Mon frère ne supportait plus ma mine de bienheureuse, ni mes sifflotements au matin lorsque nous prenions le petit déjeuner.

- Je vais finir par être agacé du fait qu'il te rende heureuse, trop heureuse...., soupira-t-il en prenant son sac pour filer au travail.

- Tu pourrais être content pour ta p'tite sœur au moins ? demandai-je en lui adressant un regard réprobateur.

- Si, je le suis, répliqua-t-il. Je me demande juste dans combien de temps il va te faire du mal.

Il inspira longuement avant de se pencher vers moi alors que j'étais assise devant mon bol de céréales. Mon regard acerbe ne le quittait pas, je voulais qu'il comprenne que cette situation devait changer.

- N'aies confiance en aucun homme à part moi, aucun, tu m'entends ? Parce que tôt ou tard il finira par te faire du mal.

Il voulut s'en aller sur cette mauvaise note en ébouriffant mes cheveux, ignorant maman qui lui faisait les gros yeux. Ma main se resserra sur ma cuillère et je finis par dire.

- Et tu crois que ce n'est pas ce que tu fais en ce moment même ? En remettant en cause ma relation avec Jonathan ?

Il était sur le pas de la porte mais il s'interrompit. Je me retournais pour croiser ses yeux, il avait l'air si certain de ma déception imminente que le doute enfla en moi. Ma gorge se serra et j'eus du mal à contrôler les trémolos dans ma voix.

- Cela fait tellement longtemps que je n'ai pas été heureuse à ce point. Tout était monotone et sans lumière dans ma vie, j'étais malheureuse et rien ni personne n'a pu changer cela avant Jonathan.
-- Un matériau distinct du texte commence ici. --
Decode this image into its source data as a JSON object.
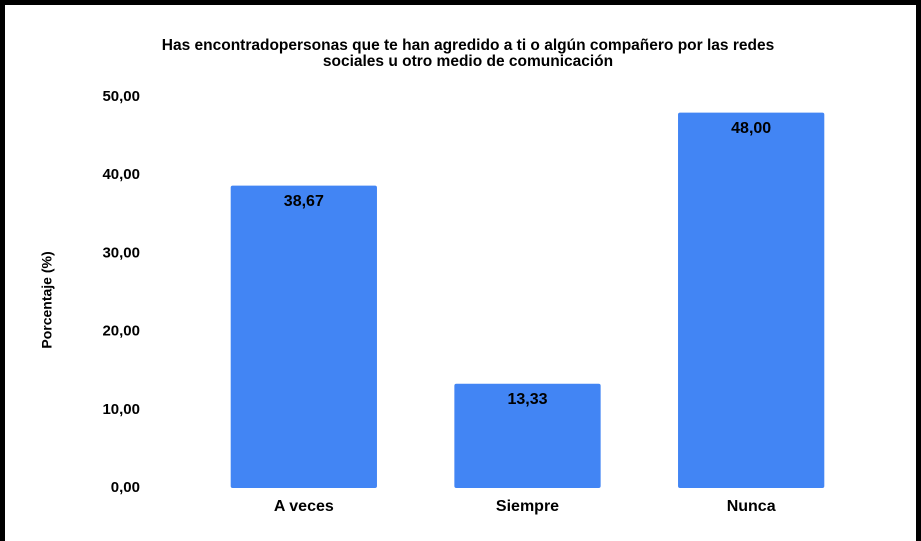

Que tu le veuilles ou non, Abdel, c'est lui qui m'a sortie de ma léthargie... Alors est-ce que tu peux juste, juste lui donner la chance de te prouver à toi, à moi, à nous tous, qu'il est un homme bien pour moi ?

Je chassai la larme au coin de mon œil d'un mouvement rapide. Une latence suivi mes propos. Je vis maman hocher légèrement la tête et les épaules de mon frère s'affaissèrent.

- Ok, souffla-t-il en réajustant son sac, je lui donnerai sa chance.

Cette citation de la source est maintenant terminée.